Bugün okulun ilk günü. Sanırım ölcem. Tabi ki heyecandan değil.İnek mi sandınız beni? Geceye kadar Sally ile konuştuk. İnşallah ilk günüm güzel geçer de geceye kadar oturmama değer. Kendimi tanıtmayı unuttum. Ben sarı saçlı,mavi gözlü,şeker bir kızım. Kendimce şeker... 17 yaşındayım.Doğum günüme 3 ay kaldı.Kutlamayı sakın unutmayın! Gardrobuma giderken annemin sesi ile irkildim.
‘’ Lilly hadi kızım servisini kaçırıcaksın!’’
‘’Tamam anne geliyorum.’’
Okul üniformamı giydim. Bunun okul üniforması olduğuna bakmayın.
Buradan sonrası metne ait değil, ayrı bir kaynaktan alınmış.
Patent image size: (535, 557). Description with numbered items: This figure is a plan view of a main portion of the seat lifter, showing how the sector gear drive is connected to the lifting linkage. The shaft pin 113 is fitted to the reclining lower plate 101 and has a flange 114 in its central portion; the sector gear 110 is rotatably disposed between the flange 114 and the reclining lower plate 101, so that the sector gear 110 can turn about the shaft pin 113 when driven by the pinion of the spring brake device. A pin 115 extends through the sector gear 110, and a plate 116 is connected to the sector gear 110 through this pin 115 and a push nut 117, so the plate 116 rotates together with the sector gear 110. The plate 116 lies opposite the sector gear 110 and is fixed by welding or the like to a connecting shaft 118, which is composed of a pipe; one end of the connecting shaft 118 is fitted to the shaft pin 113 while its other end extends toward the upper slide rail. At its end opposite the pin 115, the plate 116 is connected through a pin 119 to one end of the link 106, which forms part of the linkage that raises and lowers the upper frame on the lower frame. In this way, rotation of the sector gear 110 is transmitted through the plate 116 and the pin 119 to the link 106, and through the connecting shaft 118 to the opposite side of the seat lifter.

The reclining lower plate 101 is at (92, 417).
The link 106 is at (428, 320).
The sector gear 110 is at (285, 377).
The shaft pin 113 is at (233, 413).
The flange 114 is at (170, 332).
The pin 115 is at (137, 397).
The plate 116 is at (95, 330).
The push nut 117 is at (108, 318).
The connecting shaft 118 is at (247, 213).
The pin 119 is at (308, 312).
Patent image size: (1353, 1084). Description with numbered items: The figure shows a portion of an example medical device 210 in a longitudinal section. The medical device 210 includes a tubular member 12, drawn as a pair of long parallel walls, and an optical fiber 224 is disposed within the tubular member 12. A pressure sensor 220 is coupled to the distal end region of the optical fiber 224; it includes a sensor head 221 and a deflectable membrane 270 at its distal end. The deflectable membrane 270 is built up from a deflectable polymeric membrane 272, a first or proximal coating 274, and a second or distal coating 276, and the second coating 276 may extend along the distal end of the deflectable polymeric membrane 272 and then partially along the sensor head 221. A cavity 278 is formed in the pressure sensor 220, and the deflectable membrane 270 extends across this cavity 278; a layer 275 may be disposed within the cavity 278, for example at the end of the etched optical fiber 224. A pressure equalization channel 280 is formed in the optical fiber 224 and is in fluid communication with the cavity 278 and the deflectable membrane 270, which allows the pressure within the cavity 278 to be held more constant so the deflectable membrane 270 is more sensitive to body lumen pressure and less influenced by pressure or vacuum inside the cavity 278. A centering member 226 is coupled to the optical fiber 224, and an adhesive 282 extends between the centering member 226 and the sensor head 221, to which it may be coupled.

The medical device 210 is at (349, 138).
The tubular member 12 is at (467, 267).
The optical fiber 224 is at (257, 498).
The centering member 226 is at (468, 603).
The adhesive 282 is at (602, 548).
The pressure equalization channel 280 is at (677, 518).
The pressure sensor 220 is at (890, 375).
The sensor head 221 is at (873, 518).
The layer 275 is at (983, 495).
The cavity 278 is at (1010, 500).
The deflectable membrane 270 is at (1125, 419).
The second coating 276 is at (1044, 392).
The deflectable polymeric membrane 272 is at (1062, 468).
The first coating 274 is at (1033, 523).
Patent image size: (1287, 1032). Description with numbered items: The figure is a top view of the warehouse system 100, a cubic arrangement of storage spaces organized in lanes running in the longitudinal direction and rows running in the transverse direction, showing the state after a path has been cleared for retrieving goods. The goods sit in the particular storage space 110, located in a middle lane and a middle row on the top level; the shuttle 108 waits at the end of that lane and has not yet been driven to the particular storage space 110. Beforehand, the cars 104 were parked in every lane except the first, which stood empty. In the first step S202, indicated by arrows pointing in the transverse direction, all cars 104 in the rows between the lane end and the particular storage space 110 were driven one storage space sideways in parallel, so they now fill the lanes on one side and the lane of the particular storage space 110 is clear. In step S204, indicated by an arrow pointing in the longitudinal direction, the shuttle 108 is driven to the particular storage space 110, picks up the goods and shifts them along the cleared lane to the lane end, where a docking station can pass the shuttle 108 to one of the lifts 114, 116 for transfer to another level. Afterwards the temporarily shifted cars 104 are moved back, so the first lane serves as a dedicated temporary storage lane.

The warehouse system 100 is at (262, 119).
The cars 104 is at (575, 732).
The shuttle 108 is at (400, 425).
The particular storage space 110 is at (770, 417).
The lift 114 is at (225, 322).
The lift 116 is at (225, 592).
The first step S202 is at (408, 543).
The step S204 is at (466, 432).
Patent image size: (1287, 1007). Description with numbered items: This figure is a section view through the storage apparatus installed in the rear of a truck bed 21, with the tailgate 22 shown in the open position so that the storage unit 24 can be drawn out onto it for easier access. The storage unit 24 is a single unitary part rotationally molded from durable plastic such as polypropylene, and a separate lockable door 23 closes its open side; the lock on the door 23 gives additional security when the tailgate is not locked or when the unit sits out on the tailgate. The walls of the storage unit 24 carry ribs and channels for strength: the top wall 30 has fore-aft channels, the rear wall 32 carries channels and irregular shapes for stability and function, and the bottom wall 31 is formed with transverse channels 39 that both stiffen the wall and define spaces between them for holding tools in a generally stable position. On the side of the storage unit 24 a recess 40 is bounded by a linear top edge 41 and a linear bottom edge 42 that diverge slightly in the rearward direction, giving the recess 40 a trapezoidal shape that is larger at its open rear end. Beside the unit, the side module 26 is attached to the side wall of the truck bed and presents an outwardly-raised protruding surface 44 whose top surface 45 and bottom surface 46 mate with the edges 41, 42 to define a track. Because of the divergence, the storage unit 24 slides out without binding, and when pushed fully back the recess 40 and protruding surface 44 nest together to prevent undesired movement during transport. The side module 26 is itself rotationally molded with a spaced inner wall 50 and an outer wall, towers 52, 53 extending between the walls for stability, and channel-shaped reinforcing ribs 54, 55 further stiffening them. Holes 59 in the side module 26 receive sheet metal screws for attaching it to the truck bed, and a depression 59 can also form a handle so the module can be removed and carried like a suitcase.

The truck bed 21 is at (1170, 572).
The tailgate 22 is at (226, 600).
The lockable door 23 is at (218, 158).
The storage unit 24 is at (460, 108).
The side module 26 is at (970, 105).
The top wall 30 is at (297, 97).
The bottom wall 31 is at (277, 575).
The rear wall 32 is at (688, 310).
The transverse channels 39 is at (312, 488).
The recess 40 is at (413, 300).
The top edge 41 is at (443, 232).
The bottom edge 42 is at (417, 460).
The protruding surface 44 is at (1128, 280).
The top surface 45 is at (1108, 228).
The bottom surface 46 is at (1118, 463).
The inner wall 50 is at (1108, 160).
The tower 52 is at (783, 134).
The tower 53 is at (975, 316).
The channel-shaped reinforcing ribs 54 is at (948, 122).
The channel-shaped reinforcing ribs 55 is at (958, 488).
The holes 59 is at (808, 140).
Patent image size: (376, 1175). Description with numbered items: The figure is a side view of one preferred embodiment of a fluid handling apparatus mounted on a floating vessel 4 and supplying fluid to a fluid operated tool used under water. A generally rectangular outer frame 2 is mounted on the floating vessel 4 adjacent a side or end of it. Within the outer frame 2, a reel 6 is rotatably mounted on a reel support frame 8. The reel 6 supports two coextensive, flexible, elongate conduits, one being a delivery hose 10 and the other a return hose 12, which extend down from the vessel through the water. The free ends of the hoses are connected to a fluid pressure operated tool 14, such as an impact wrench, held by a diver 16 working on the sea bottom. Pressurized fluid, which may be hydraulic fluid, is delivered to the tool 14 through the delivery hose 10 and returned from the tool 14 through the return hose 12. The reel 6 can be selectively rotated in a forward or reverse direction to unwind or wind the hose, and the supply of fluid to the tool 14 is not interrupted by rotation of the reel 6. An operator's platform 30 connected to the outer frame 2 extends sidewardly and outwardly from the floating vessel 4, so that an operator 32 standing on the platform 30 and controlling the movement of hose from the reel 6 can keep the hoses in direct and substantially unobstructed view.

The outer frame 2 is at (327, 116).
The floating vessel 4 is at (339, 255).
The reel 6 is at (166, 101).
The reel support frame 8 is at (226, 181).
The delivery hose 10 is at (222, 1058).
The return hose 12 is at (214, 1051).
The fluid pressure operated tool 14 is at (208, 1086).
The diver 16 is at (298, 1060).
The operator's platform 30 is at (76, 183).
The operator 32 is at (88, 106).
Harika bir hırkası ve pantalonu var. Gömleğine kelimeler yetmez. Kitaplarımı,kulaklığımı,telefonumu ve cüzdanımı alıp çantaya zorda olsa sıkıştırdım. Aşağıya jet hızıyla indim. Jet hava yolları. Tamam vurmayın.
Annem kahvaltısını yerken bende o sırada merdivenlerden inerken açılan çantamın fermuarını kapatmaya çalışıyordum. Annemin beni taktığı yok.Yanına bile davet etmeden ağzına peynir ve zeytini sıkıştırıyor,ardından çayını yudumluyordu.Vay görüyonuz mu insan kızını bekler ''Kızım gelsinde birlikte yiyelim.'' diye.O zaman annem insan değil.Tamam kızmanıza gerek yok.
Kahvaltı masasına oturduğum gibi ağzıma tıkıştırdığım peynirin arkasından çayımı yudumladım. Annemin yaptığı elmalı turta gözüme battı. Bir dilim alacağım sırada servisin kornası çaldı. Ciddi misin? Nasıl bir zamanlama bu? İnat edip o turtayı çatala batıracağım sırada annem turta tabağını arkasına alarak kızgın bakışlar attı.
“Millet seni bekleyemez. Hadi doğru koş servise!”
O kızarda ben kızmaz mıyım?
‘’ Eve geldiğim anda o turtayı mutfakta göremeyeceksin!’’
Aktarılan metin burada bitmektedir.